Set Up an AWS GPU Cluster from Scratch

In this document, we provide a step-by-step guide that will teach you how to set up an AWS cluster with MXNet. We show how to:

Use Pre-installed EC2 GPU Instance

The Deep Learning AMIs are a series of images supported and maintained by Amazon Web Services for use on Amazon Elastic Compute Cloud (Amazon EC2) and contain the latest MXNet release.

Now you can launch MXNet directly on an EC2 GPU instance. You can also use Jupyter notebook on EC2 machine. Here is a good tutorial on how to connect to a Jupyter notebook running on an EC2 instance.

Set Up an EC2 GPU Instance from Scratch

Deep Learning Base AMIs provide a foundational image with NVIDIA CUDA, cuDNN, GPU drivers, oneDNN, Docker and Nvidia-Docker, etc. for deploying your own custom deep learning environment. You may follow the MXNet Build From Source instructions easily on the Deep Learning Base AMIs.

Set Up an EC2 GPU Cluster for Distributed Training

A cluster consists of multiple computers. You can use one computer with MXNet installed as the root computer for submitting jobs,and then launch several slave computers to run the jobs. For example, launch multiple instances using an AMI with dependencies installed. There are two options:

  • Make all slaves’ ports accessible (same for the root) by setting type: All TCP, Source: Anywhere in Configure Security Group.

  • Use the same pem as the root computer to access all slave computers, and then copy the pem file into the root computer’s ~/.ssh/id_rsa. If you do this, all slave computers can be accessed with SSH from the root.

Now, run the CNN on multiple computers. Assume that we are on a working directory of the root computer, such as ~/train, and MXNet is built as ~/mxnet.
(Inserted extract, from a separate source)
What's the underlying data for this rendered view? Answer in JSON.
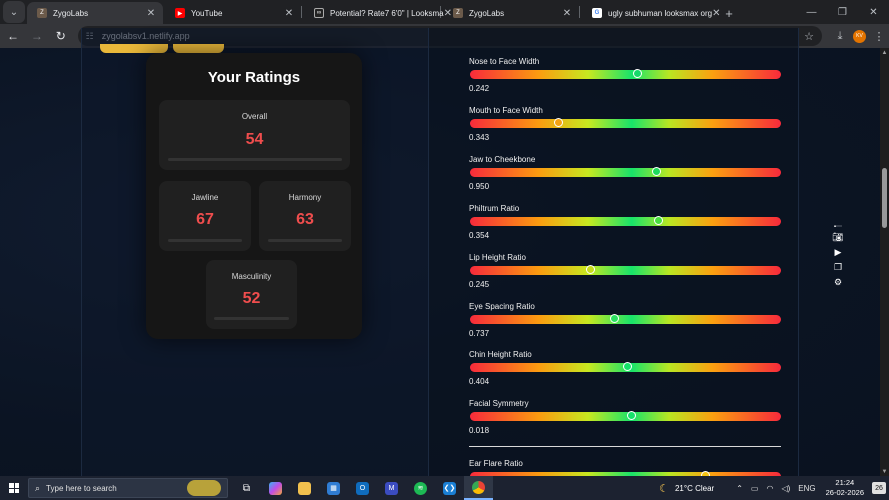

  1. Pack the MXNet Python library into this working directory for easy synchronization:
  cp -r ~/mxnet/python/mxnet .
  cp ~/mxnet/lib/libmxnet.so mxnet/

And then copy the training program:

  cp ~/mxnet/example/image-classification/*.py .
  cp -r ~/mxnet/example/image-classification/common .
  1. Prepare a host file with all slaves private IPs. For example, cat hosts:
  172.30.0.172
  172.30.0.171
  1. Assuming that there are two computers, train the CNN using two workers:
  ../../tools/launch.py -n 2 -H hosts --sync-dir /tmp/mxnet python train_mnist.py --kv-store dist_sync

Note: Sometimes the jobs linger at the slave computers even though you’ve pressed Ctrl-c at the root node. To terminate them, use the following command:

cat hosts | xargs -I{} ssh -o StrictHostKeyChecking=no {} 'uname -a; pgrep python | xargs kill -9'

Note: The preceding example is very simple to train and therefore isn’t a good benchmark for distributed training. Consider using other examples.

More Options

Use Multiple Data Shards

It is common to pack a dataset into multiple files, especially when working in a distributed environment. MXNet supports direct loading from multiple data shards. Put all of the record files into a folder, and point the data path to the folder.

Use YARN and SGE

Although using SSH can be simple when you don’t have a cluster scheduling framework, MXNet is designed to be portable to various platforms. We provide scripts available in tracker to allow running on other cluster frameworks, including Hadoop (YARN) and SGE. We welcome contributions from the community of examples of running MXNet on your favorite distributed platform.